Le Chateau - Un portrait d'Alioune Diagne

Alioune Diagne, initiateur et animateur du Château à Saint-Louis du Sénégal, un lieu d’accueil, de rencontre, de création et de proximité unique en son genre. A 40 ans, Alioune Diagne a déjà un fameux parcours comme danseur, chorégraphe et entrepreneur culturel. Ce passionné de danse autodidacte originaire de Saint-Louis s’est perfectionné en suivant des formations dans les principaux pôles de formation chorégraphique de la sous-région : à la Termitière de Ouagadougou chez Salia Sanou et Seydou Boro, chez Kettly Noël à Bamako ou à l’Ecole des Sables de Germaine Acogny à Toubab Dialaw (Sénégal).




Il commence par créer des solos qu’il montre à l’Institut français de Saint-Louis, seul lieu où il pouvait montrer son travail. Il n’ a pas encore 25 ans lorsqu’il monte sa compagnie Diagn’Art. Il créé ensuite le festival « Duo Solo Danse » dès 2008.

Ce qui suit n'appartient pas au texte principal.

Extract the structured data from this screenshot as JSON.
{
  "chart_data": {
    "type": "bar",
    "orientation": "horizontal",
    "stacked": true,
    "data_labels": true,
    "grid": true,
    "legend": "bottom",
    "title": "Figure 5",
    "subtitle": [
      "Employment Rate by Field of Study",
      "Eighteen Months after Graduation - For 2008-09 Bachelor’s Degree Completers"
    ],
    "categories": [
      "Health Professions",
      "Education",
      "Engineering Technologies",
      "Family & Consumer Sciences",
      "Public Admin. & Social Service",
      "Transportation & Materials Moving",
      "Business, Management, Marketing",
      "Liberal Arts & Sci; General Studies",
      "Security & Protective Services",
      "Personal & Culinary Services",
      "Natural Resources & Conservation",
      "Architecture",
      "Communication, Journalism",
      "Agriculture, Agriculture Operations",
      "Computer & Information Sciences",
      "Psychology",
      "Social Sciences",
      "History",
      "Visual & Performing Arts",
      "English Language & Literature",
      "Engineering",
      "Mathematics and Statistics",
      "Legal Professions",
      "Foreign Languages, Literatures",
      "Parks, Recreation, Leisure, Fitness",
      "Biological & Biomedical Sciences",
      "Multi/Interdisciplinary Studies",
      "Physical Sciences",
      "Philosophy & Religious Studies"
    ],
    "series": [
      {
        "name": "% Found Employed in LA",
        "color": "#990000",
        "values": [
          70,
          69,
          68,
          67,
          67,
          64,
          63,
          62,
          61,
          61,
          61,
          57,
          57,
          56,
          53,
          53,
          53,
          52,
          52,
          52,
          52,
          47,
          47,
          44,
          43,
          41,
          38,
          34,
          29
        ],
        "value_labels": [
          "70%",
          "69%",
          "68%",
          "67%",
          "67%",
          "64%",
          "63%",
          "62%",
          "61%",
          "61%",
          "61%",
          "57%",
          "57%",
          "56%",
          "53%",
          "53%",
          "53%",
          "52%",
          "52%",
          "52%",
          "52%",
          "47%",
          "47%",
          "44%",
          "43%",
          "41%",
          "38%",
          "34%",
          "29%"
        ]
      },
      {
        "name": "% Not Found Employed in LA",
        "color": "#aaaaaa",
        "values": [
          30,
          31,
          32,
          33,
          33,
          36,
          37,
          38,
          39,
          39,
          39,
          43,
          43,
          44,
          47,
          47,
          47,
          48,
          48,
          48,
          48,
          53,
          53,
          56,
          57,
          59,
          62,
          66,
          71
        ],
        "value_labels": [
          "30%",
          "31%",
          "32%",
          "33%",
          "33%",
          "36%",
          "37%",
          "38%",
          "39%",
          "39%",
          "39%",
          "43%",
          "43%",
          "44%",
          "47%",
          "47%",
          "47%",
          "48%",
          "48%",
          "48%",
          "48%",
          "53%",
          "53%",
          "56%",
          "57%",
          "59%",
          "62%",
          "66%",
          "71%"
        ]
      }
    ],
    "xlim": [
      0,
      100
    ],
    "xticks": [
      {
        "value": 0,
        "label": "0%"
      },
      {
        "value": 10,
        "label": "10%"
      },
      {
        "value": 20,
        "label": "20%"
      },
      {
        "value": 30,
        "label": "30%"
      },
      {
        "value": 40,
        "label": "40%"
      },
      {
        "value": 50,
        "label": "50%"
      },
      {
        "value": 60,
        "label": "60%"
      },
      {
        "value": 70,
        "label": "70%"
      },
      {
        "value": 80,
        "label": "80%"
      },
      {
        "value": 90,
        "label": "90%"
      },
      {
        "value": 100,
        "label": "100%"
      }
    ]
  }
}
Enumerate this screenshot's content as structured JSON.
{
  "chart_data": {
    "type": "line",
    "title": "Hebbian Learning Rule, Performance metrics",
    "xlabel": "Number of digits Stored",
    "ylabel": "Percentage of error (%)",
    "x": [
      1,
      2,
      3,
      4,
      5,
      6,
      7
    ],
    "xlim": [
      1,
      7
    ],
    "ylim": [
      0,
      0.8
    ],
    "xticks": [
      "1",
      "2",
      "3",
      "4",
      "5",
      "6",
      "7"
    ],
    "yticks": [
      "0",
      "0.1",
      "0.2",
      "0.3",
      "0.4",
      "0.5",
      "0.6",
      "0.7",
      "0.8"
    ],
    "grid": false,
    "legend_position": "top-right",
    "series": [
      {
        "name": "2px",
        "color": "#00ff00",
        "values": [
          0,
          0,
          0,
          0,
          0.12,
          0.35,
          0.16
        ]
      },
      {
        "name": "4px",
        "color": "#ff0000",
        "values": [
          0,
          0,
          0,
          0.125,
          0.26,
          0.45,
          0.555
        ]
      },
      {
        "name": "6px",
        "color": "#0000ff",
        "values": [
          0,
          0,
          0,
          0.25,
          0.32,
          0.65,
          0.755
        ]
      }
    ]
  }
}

Tout en continuant à créer des spectacles dont « Banlieue » en 2012 qui a connu un important succès lors de ses tournées dans 18 pays d’Afrique et d'Europe, Alioune se met à la recherche d’un lieu pour abriter sa compagnie. Au départ, il s’agissait juste de trouver un bureau pour ne plus devoir travailler dans des cybercafés ou à l’Institut français. « Une amie qui travaille dans l’immobilier m’a montré un imposant bâtiment qui était à vendre et m’a mis en contact avec le propriétaire qui m’a laissé occuper une partie de ce grand espace. »

Alioune et ses amis se retroussent les manches et, en 1 an, ont remis en état le premier étage du Château pour pouvoir accueillir les acteurs culturels et les jeunes du quartier. C’est là qu’est installé un espace de répétition également ouvert à d’autres artistes qui ont beaucoup de mal à trouver des lieux pour se réunir.

« Nous avons installé l’espace dans un esprit de co-working et cela nous a permis d’accueillir d’autres structures : l’une active dans la production de films, l’autre dans l’ingénierie du son, la compagnie B-boys qui sont de jeunes danseurs ainsi qu'une association qui gère un festival de simbs (faux-lion). »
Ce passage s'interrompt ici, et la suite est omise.